Autor: Dahyr Alberto Olivas Medina
Residente de tercer año de Cardiología
“Hola, soy Macario, tengo 48 años y siembro frijol en unas tierras que tenemos a una hora a pie de Zacatepec, Oaxaca, donde mi esposa y 4 hijos sostenemos un humilde hogar. Las cosas son difíciles, vivimos al día, pero tengo trabajo, soy agradecido y me siento bendecido de lo que tengo.
Un día noté que me faltaba el aire al arar el campo, sentía el piso moverse y mi vista nublarse al cargar esos pesados sacos con frijol, lo cual solo fue empeorando. Fui con el doctor del pueblo, uno muy joven, con peinado poco serio y aspecto poco sano. Me revisa, me dice que podría estar en peligro de tener un infarto y que mi corazón tiene un soplo. ¿Un soplo? ¿Hay aire en mi corazón? ¿Me voy a infartar? ¿Me voy a morir? Mientras un escalofrío subía por mi espalda, el doctor me entregaba una hoja de referencia al Instituto
Nacional de Cardiología. Sonaba como un lugar importante, imponente, donde podrían aclararme todo, arreglarme.
Mi esposa, angustiada, dijo que podríamos tomar los ahorros del mes para poder pagar el pasaje a la Ciudad de México. Encargamos a nuestros hijos y caminamos hacia los autobuses con una mochila vieja y algunas pertenencias envueltas en una cobija. El autobús tardó 4 horas en llegar a Oaxaca, esperamos 5 para tomar uno nuevo a Ciudad de México y otras 7 en llegar. Agotados pisamos una ciudad, enorme, monstruosa y ruidosa. Un familiar lejano nos hospedó y orientó. Esa noche dormimos en cobijas en su sala, sobre el suelo, apenados y bastante incómodos.
En la madrugada, en un trozo de papel, con instrucciones llevábamos qué línea del metro tomar, cuáles autobuses y hacia dónde caminar para poder llegar. Nos perdimos, era claro que nos veíamos desorientados, foráneos y vulnerables. En los mares de personas sosteníamos con fuerza nuestras pertenencias temiendo que alguien nos pudiera robar o asaltar.
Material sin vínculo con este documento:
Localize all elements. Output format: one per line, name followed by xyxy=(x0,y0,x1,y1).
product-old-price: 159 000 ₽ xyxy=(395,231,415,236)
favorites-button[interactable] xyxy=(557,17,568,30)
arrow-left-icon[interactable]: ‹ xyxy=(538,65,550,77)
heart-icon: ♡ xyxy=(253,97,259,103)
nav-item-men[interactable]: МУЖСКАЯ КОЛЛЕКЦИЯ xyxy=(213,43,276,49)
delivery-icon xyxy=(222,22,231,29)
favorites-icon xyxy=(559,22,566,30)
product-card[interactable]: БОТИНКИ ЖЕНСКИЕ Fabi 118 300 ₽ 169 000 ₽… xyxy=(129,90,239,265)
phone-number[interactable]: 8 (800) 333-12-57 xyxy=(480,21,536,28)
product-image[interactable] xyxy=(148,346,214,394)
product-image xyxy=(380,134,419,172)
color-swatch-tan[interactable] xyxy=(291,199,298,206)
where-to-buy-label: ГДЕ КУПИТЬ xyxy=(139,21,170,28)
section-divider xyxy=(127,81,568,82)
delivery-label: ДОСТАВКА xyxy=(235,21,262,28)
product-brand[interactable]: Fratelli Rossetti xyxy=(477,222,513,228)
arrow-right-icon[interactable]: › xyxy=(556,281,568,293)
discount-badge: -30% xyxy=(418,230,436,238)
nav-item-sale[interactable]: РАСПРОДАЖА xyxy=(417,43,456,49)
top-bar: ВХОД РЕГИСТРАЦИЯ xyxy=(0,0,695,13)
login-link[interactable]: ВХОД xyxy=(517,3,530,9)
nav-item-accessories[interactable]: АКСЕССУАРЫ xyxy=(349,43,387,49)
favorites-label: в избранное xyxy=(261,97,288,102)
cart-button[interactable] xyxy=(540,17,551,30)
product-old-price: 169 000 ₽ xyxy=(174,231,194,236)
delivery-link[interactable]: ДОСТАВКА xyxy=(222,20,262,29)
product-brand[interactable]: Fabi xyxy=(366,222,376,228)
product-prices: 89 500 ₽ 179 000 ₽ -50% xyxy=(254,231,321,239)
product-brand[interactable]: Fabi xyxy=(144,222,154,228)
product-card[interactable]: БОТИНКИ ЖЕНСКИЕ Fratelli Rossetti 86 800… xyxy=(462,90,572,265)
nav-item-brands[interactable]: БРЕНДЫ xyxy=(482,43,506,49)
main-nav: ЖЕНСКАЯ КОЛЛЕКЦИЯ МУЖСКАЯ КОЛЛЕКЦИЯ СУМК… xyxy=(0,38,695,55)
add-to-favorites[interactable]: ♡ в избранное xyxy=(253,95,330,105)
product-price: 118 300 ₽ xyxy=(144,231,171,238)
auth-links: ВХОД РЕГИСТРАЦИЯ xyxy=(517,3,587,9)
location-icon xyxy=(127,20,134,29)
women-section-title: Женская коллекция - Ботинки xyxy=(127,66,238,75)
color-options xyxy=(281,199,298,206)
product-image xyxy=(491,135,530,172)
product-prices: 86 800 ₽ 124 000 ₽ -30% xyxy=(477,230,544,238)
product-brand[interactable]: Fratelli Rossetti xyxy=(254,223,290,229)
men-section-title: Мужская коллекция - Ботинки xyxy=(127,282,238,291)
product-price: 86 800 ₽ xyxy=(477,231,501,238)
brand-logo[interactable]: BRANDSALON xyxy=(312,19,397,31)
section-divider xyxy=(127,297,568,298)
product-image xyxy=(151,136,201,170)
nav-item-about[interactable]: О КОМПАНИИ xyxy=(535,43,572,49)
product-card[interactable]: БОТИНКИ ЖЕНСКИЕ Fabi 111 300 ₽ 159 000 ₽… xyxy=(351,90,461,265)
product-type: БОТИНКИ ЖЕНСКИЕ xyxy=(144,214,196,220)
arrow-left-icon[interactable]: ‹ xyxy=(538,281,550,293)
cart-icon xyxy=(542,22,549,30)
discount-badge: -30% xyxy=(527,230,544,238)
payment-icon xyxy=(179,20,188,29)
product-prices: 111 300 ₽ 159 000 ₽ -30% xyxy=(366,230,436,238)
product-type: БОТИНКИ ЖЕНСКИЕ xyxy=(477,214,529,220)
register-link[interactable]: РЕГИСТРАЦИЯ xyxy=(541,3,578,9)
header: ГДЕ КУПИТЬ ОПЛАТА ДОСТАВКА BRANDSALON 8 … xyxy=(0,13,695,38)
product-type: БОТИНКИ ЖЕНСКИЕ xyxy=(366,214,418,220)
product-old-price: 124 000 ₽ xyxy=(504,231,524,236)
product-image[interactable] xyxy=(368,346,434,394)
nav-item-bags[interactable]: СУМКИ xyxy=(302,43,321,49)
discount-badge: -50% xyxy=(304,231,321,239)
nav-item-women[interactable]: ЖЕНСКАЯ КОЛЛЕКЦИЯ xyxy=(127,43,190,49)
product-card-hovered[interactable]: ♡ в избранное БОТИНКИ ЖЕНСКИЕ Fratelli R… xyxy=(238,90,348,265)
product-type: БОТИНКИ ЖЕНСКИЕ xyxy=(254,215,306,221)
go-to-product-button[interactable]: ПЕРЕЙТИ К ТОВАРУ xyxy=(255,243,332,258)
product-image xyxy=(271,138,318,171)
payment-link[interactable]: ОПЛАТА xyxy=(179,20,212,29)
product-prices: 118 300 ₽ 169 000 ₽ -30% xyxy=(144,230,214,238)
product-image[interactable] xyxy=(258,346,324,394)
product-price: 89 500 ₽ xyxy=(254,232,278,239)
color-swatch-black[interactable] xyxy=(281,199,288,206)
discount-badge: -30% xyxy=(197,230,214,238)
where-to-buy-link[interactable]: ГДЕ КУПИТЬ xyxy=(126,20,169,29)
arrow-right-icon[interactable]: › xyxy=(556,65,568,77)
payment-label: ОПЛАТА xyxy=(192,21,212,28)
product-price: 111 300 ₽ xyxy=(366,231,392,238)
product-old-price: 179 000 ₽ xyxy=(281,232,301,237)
El Instituto Nacional de Cardiología era por mucho el hospital más grande que había visto; fuerte, viejo e imponente, como una montaña. Me pidieron mis papeles, desvestirme, ponerme una bata y pasar a una sala fría, acompañado de otros pacientes con la misma bata color verde limón percudida.
De pronto nos mandaron a hablar, pasamos todos hacia otra sala a espera, parecíamos un ganado siendo llevado de un corral a otro. Los médicos llegan llevando mochilas en sus espaldas como si fueran a un colegio, algunos relajados, platicando, riéndose; otros con caras largas y ojeras, parecía que podrían quedarse dormidos.
Con expediente en mano nos llaman para pasar a un consultorio. El doctor me saluda, mirándome a los ojos y con algo de prisa, me interroga. A pesar de verse joven, podía sentir que sabía lo que hacía, me revisó, tocó mi pecho, me puso encima aquel aparato extraño con el que te oyen por dentro, atenta y minuciosamente, le vi hacer gestos raros mientras escuchaba, me puso nervioso. Terminó viendo aquella hoja naranja con rayas para continuar: “habiéndolo revisado, evaluando su electrocardiograma y placa de tórax, es evidente que su válvula aórtica tiene una estenosis grave, ósea que es muy estrecha, requerirá de un cambio de válvula por una nueva, por medio de una cirugía”. Hubo un largo silencio, siendo honesto, no entendí ni un tercio de las palabras que dijo, ¿acaso dijo cirugía? Volteé a ver la cara de mi mujer, la cual parecía un espejo, pues tenía la misma cara de horror que yo en ese momento. De un momento a otro, teníamos cerca de 10 papeles en mano con diferentes fechas donde me programaban para estudios nuevos y una cita de revisión en 2 semanas, ¿2 semanas?¿Qué voy a hacer? ¿Regresarme? No tenemos dinero para dar otra vuelta así.